Des revendications immédiates et unifiantes :

* Interdiction des licenciements dans les entreprises qui font des profits et mise en place d’un statut du salarié garantissant salaire, ancienneté et qualification, indemnisation à 100% du chômage partiel payé exclusivement par un fond patronal mutualisé, pas de suppression d’emplois et réduction du temps de travail, car les salarié-e-s n’ont pas à payer la crise alors que les entreprises accumulent les profits.

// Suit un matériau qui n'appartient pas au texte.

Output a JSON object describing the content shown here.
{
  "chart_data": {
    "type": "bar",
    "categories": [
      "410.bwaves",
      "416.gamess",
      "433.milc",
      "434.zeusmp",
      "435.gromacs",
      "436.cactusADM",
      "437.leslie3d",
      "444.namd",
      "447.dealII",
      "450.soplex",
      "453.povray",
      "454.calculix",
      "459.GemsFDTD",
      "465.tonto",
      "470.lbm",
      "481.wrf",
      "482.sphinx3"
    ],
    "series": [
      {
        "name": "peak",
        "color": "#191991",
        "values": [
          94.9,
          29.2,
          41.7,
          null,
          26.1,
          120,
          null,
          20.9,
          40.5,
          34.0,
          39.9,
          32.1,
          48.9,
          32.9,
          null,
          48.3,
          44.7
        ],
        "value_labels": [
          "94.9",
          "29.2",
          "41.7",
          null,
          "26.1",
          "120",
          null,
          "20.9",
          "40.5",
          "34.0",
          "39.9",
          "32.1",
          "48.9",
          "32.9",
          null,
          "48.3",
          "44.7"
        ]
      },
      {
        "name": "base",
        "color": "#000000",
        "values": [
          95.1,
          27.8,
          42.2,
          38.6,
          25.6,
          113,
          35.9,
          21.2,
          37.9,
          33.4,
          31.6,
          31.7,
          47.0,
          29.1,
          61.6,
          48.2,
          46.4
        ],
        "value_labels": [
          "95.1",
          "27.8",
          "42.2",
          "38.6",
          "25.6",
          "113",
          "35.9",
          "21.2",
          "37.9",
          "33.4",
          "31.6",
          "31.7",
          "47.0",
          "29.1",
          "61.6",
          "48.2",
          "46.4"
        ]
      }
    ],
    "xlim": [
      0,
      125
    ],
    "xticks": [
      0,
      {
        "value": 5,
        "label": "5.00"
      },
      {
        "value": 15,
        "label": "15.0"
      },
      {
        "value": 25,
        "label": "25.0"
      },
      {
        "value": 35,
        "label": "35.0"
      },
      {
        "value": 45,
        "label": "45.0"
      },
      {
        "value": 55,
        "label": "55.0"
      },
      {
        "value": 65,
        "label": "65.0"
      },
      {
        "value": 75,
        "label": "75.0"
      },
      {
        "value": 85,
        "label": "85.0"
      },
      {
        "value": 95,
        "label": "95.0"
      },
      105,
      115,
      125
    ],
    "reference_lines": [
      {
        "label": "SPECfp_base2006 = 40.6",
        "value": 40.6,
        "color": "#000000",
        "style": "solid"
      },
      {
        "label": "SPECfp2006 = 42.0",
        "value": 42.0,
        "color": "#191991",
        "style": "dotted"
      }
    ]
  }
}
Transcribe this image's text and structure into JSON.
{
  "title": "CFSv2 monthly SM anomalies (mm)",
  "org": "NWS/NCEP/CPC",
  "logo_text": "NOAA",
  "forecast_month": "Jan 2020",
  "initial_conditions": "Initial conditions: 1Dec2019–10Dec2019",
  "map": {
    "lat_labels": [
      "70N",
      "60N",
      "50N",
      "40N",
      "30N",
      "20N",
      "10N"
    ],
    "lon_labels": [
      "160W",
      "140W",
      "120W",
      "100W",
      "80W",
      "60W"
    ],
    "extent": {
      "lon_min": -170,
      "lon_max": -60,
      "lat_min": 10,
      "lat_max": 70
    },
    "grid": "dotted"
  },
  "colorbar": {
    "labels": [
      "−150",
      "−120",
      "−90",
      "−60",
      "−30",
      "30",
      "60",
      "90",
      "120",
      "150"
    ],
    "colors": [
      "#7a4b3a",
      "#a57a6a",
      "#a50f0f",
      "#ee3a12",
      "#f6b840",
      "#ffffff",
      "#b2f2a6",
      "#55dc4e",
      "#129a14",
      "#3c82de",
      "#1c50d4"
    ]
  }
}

* Augmentation générale des salaires, des pensions, du SMIC et des minima sociaux, 300 € pour toutes et tous immédiatement, parce que les salarié-e-s n’ont pas à payer la crise, alors que patronat et actionnaires engrangent toujours dividendes et rémunérations exorbitantes. Il s’agit d’imposer un meilleur partage des richesses en faveur des salaires.

* Arrêt des suppressions d’emplois dans les services publics, auxquels des moyens supplémentaires doivent être attribués. Face à la Révision Générale des Politiques Publiques et aux fausses réformes, nous voulons de nouvelles orientations pour des services publics prenant en compte tous les besoins et pour que les droits fondamentaux soient accessibles à toute la population : emploi, santé, éducation, transport, logement,…

* Pas de nouvelle détérioration de notre protection sociale (retraite, maladie, …), alors qu’au contraire les moyens financiers existent pour l’améliorer.

* En finir avec la fiscalité qui favorise les riches : suppression du bouclier fiscal, du paquet fiscal, de la défiscalisation des heures supplémentaires, de la TVA sur les produits de première nécessité ; au contraire, il faut une plus grande progressivité de l’impôt sur le revenu et une taxation accrue des ménages les plus riches.


Retraite : Taxer les profits, pas notre niveau de vie !

Gouvernement et patronat sont déterminés à remettre en cause nos retraites et à nous imposer, une fois de plus, une contre réforme sapant nos acquis sociaux. Un système de retraite devrait avoir pour objectif de maintenir le niveau de vie acquis pendant la vie active et permettre que les salarié-e-s puissent profiter réellement de leur temps de retraite. C’est pourquoi Solidaires revendique :

* l’âge de départ à taux plein à 60 ans, avec un départ à 55 ans pour les salariés ayant effectué des travaux pénibles et le maintien des régimes spéciaux,

* l’indexation des pensions sur les salaires afin de maintenir la parité d’évolution des revenus entre actifs et retraités,

* l’indexation des “salaires portés au compte” pour le calcul du montant de la retraite sur l’évolution des salaires,

* la garantie d’un taux de remplacement de 75% du salaire calculé sur les 6 meilleurs mois pour tous, secteur privé et public,

* 37,5 annuités de cotisations pour avoir une retraite à taux plein et en premier lieu abandon de la règle adoptée en 2003 qui affecte les 2/3 de la croissance de l’espérance de vie à l’augmentation de la durée de cotisation,

* la validation des périodes de chômage et d’étude dès l’âge de 18 ans,

* pas de retraite inférieure au SMIC.

Pour financer ces mesures, il faut rééquilibrer la part des salaires dans la valeur ajoutée, la richesse créée par les salariés dans les entreprises. Cela peut prendre la forme d’une augmentation de la part patronale des cotisations sociales qui serait compensée par une baisse des dividendes versés aux actionnaires, ce qui permettrait de ne pas toucher à l’investissement productif.